A namespace declaration scopes a file's declarations under a dotted path, use pulls names from other namespaces into local scope, and a ns::kind qualifier picks a block schema from a specific namespace. Together they let independently-authored libraries (like the wdoc stdlib, which lives in namespace wdoc) share a document without name collisions.

Declaring a namespace

namespace takes a dotted path and must be the first item in the file — at most one per file, top level only, no decorators. Every declaration in the file then lives under that path: with namespace company, a type Point is fully qualified as company.Point. A dotted declaration name nests further — type utils.Point becomes company.utils.Point.

namespace company

type utils.Point  { x: f64  y: f64 }
type shapes.Circle { center: utils.Point  radius: f64 }

Imported files keep their own namespace — an import brings their declarations in, but the names stay qualified under the imported file's path. See Imports & Modules.

use declarations

use brings qualified names into local scope so they can be written bare. It is top-level only; an unknown target or a duplicate alias is an error when the document is opened.

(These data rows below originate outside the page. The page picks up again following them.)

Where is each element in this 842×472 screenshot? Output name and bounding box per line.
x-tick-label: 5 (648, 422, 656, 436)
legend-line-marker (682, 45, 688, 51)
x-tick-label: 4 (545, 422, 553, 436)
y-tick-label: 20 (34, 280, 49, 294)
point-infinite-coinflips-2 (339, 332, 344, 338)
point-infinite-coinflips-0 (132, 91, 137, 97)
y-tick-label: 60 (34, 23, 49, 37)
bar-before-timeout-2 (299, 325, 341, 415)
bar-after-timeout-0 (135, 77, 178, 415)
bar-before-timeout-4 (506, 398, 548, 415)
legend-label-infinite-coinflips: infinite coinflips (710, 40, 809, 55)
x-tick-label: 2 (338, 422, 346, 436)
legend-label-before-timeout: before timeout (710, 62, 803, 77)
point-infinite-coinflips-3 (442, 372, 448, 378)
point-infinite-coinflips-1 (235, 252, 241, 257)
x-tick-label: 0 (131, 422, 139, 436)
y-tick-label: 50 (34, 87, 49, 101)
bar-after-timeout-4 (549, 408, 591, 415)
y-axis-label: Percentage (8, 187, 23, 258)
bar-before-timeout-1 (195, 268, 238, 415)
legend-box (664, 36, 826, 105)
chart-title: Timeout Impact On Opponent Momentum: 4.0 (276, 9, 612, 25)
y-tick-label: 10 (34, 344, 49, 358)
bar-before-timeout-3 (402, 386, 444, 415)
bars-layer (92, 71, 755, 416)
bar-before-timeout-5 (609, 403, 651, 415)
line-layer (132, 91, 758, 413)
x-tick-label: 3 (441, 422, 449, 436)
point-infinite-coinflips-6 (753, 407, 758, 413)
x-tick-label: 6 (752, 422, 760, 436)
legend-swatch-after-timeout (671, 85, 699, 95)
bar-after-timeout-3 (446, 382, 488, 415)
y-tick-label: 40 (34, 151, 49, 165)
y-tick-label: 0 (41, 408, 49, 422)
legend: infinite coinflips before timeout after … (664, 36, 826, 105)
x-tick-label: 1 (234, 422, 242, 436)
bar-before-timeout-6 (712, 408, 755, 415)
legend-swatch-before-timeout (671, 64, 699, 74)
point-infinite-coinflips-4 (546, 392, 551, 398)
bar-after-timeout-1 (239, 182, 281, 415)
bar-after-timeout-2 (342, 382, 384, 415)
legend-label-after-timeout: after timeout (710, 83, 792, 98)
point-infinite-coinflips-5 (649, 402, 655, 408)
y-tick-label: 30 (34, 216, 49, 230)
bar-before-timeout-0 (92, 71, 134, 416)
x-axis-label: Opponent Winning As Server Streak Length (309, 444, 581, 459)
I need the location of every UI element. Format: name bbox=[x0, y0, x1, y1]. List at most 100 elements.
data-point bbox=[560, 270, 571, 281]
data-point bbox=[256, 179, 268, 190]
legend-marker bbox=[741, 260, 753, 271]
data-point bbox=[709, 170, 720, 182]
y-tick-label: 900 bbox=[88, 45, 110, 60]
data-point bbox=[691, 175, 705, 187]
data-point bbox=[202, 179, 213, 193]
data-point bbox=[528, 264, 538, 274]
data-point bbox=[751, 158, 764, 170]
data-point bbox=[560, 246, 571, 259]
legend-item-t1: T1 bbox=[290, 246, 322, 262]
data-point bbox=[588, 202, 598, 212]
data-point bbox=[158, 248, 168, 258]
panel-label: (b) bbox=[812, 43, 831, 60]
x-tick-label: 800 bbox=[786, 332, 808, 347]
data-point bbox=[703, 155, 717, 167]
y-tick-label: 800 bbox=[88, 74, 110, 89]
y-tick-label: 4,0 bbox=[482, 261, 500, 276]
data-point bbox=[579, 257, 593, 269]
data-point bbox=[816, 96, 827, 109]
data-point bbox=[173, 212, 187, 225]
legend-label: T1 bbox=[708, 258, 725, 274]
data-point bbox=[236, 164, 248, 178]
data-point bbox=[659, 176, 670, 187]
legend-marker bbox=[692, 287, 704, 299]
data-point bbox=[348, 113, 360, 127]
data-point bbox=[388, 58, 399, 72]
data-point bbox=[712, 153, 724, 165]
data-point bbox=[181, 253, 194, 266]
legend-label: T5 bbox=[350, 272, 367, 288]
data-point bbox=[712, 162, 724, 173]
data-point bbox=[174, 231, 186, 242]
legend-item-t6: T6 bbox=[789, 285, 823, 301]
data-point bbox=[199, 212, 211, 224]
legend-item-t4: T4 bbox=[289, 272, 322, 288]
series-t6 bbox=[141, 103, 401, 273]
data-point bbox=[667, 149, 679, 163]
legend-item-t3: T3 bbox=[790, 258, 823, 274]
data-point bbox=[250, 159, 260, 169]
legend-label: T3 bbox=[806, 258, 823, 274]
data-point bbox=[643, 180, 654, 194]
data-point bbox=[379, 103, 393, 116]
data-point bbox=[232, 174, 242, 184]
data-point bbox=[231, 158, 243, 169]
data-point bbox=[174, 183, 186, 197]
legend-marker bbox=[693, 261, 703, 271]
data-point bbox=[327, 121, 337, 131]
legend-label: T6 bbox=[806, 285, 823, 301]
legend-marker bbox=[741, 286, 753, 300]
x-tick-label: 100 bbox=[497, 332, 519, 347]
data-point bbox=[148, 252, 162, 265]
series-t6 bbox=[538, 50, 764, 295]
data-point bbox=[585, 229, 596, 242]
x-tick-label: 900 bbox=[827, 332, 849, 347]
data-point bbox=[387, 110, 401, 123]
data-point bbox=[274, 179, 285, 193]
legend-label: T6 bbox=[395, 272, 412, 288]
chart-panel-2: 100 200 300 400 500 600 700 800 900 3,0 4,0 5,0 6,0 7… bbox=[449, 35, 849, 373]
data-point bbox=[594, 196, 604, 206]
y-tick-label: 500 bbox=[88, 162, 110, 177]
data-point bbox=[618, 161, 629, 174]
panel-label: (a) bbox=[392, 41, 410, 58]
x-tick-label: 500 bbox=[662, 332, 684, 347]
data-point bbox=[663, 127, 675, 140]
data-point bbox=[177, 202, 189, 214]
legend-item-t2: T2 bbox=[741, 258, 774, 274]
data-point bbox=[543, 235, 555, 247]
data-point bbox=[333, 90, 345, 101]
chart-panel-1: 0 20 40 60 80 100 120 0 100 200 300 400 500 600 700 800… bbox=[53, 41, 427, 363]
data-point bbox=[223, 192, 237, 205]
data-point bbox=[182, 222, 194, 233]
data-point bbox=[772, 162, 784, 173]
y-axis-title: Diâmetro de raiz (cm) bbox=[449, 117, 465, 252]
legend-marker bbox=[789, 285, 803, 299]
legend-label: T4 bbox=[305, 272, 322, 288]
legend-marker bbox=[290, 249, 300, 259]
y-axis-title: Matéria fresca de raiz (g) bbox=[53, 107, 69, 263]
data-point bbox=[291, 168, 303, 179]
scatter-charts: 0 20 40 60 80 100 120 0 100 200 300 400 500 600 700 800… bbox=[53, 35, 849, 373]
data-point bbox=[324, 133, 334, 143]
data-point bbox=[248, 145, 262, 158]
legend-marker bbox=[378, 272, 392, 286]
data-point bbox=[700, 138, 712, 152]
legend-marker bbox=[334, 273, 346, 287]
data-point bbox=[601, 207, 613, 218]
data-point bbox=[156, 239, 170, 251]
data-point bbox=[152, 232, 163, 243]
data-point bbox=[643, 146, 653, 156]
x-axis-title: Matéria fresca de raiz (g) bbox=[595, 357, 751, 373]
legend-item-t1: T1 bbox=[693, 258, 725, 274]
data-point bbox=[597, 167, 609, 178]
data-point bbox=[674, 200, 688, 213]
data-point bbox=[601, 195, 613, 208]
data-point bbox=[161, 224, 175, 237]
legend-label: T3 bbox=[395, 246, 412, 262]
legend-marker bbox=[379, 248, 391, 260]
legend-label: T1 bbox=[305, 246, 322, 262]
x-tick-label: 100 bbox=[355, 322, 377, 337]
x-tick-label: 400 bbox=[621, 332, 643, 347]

use company.utils.Point          // bind the leaf: write `Point`
use company.utils.Point as P     // leaf under another name: `P`
use company.utils                // whole namespace: every member resolves bare
use company.utils as U           // namespace alias: `U.Point`
use company.shapes.{Circle, Square as Sq}   // pick several members at once
FormEffect
use ns.NameBinds Name locally
use ns.Name as AliasBinds the member under Alias
use nsAdds the namespace to the bare-name search path
use ns as AliasNamespace alias — members reachable as Alias.Name
use ns.{A, B as C}Binds several members in one declaration

Qualified block kinds

Block (and table) kinds are namespace-scoped too. A ::-qualified kind at the instance site selects the @block declaration from that namespace, even when a local declaration shadows the bare kind. A namespace alias from use … as also works left of the ::.

import <wdoc.wcl>

// A local @block("process") shadows the bare kind…
@block("process") type MyProcess { @inline(0) text: utf8  cost: i64 }

process "mine" { cost = 3 }          // → MyProcess (local wins)
wdoc::process "theirs" { }           // → wdoc's Process, explicitly

How bare names resolve

A bare kind prefers a declaration in the referencing file's own namespace; otherwise it falls back to an imported one. So a user @block("process") deterministically shadows a library's — there is no silent collision. Two same-kind declarations in the same namespace are an error (DuplicateBlockKind); the same kind across different namespaces is fine — disambiguate at the instance with ::.

Importing a namespaced library also adds its namespace to the bare-name search path automatically: after import <wdoc.wcl>, a bare page or SvgFundamental resolves into wdoc.* without an explicit use wdoc. The same per-namespace model governs @document schemas, which merge per namespace — see Schema & Decorators.

import brings declarations in; namespace and use control their names

An import decides which files participate in the document. The imported file's namespace decides what its declarations are called, and your use declarations (or :: qualifiers) decide how you refer to them.